MedTech-Unternehmen müssen schnell reagieren, um den Trend umzukehren. Sie müssen bei ihren Produkten verstärkt auf Innovation und auf eine hohe Usability setzen. In einem auf Effizienz ausgerichtetem Gesundheitswesen erfreuen sich Tools, die Arbeitsabläufe zusätzlich optimieren, steigender Beliebtheit. Wenn ein Produkt nachhaltig Kosten in den Praxen minimiert, und es zudem mit weiteren Features angereichert wird, wird es für Ärzte interessant. Leistung, Service und Mehrwerte werden eine immer wichtigere Rolle im Entscheidungsprozeß von Medizinern spielen. Voraussetzung ist, dass MedTech-Produzenten wissen, was der Arzt sich wünscht. Das ist die Herausforderung, der sich die MedTech-Verantwortlichen in Zukunft stellen müssen. Sie verlangt, neben der Auswertung von Big Data und der daraus resultierenden zielorientierten Ausrichtung der kommunikativen Strategie auf den Kunden auch Produkte vom Ansatz her neu zu denken.

Medizin 4.0 – Raus aus dem Schubladen-Denken

Industrie 4.0 lautet der Titel des Zukunftsprojekts der deutschen Bundesregierung. Er bezeichnet die sogenannte vierte industrielle Revolution, die sich unter anderem durch Individualisierung und Digitalisierung auszeichnet. Qualität und eine hohe Kundenbindung sind wichtig, um den Absatz von Produkten zu fördern. Zusätzlich aber muss die Branche ihre Arbeitsweise hinterfragen und den neuen Aufgabenstellungen anpassen. „Die Tradition schrittweiser Innovationen greift heute nicht mehr“, erklärt Dr. Siegfried Bialojan, Leiter Life Sciences bei Ernst & Young im Medizintechnik-Report 2016. Schnelle Innovationen seien gefragt.
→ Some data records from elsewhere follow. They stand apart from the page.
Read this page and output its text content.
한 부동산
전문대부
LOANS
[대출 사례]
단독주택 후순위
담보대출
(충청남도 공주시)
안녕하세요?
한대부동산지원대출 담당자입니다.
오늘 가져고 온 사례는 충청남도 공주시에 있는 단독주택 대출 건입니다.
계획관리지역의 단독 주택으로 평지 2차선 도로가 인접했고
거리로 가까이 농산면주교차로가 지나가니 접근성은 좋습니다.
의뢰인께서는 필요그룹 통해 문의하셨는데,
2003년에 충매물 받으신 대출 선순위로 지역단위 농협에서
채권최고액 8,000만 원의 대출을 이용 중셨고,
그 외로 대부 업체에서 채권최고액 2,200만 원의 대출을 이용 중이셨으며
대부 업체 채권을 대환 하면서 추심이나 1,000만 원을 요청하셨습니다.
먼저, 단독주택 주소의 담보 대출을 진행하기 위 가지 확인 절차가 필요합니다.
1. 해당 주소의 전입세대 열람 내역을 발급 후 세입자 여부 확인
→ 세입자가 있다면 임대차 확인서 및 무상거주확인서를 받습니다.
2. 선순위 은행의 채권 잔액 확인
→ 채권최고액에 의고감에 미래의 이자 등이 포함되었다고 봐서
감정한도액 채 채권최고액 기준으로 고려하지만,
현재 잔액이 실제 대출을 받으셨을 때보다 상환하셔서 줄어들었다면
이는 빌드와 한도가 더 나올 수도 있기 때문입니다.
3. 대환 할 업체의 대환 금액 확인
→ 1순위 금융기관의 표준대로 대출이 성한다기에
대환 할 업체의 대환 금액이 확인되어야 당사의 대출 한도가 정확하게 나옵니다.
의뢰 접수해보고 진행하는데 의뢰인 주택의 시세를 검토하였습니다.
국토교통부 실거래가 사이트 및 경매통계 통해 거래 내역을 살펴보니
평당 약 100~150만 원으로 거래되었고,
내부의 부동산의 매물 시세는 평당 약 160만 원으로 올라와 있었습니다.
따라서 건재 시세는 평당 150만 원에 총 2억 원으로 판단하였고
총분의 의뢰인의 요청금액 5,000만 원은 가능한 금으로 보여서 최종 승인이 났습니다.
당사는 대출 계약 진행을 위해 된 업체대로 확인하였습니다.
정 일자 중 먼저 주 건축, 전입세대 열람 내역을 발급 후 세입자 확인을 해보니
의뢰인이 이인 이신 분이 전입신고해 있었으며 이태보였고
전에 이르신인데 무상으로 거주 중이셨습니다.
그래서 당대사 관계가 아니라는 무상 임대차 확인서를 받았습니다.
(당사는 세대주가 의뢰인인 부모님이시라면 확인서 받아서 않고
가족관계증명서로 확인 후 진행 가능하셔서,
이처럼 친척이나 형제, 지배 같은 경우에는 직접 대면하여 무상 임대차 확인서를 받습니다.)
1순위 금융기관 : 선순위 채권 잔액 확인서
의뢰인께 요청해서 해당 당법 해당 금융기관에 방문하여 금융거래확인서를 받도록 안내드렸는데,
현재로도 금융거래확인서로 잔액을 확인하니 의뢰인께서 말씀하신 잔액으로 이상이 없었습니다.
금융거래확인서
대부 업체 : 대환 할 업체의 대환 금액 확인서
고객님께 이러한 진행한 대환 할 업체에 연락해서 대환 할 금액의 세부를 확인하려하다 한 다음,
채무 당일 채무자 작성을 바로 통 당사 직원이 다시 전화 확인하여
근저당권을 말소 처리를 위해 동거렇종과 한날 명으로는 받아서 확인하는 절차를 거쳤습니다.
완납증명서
Die Branche sei mitten in einer Transformation: Während einige im Wettbewerb vor allem auf Größe und Portfoliotiefe setzten, versuchten andere, den Kunden und seine Bedürfnisse breiter abzudecken. Letzteres könnte der richtige Weg aus der Krise sein. Attraktiv sind Lösungen „beyond the product“. Gerade die Digitalisierung ermöglicht zusätzliche Serviceangebote für den Kunden wie beispielsweise Internet-Foren, Q&A Sessions in den sozialen Medien, Schulungs- und Fortbildungsvideos oder Newsletter per Messenger, die das Produkt ergänzen und einen fühlbaren Mehrwert schaffen. Zudem schaffen diese begleitenden Serviceprogramme eine Verbindung zum Arzt und somit eine Möglichkeit, deren Feedback zum erworbenen Produkt zu erhalten. Die gewonnenen Erkenntnisse können in die Entwicklung und Produktoptimierung zurückgeführt werden. Beyond the product. Customer Centricity und gezielt eingesetzte zusätzliche Kaufanreize sind Maßnahmen, die den Umsatz von MedTech-Unternehmen ankurbeln. Anreize können spezielle Preismodelle oder On-Top-Angebote sein. Und das Produkt? Das muss maßgeschneidert auf den Kunden und seine Arbeitswelt sein.  MedTech-Unternehmen müssen hier flexibler agieren, unterschiedliche Produktlinien anbieten und schneller auf Trends und Bedürfnisse reagieren. Sie müssen ihre Produkte individualisieren. Kostenreduktion, Usability und Innovation miteinander zu verbinden, ist die Aufgabe. Ganz nach dem Motto: Think outside the Box – nur, wer sich verändert, bleibt sich treu. Das gilt auch für den Erfolg von MedTech-Unternehmen.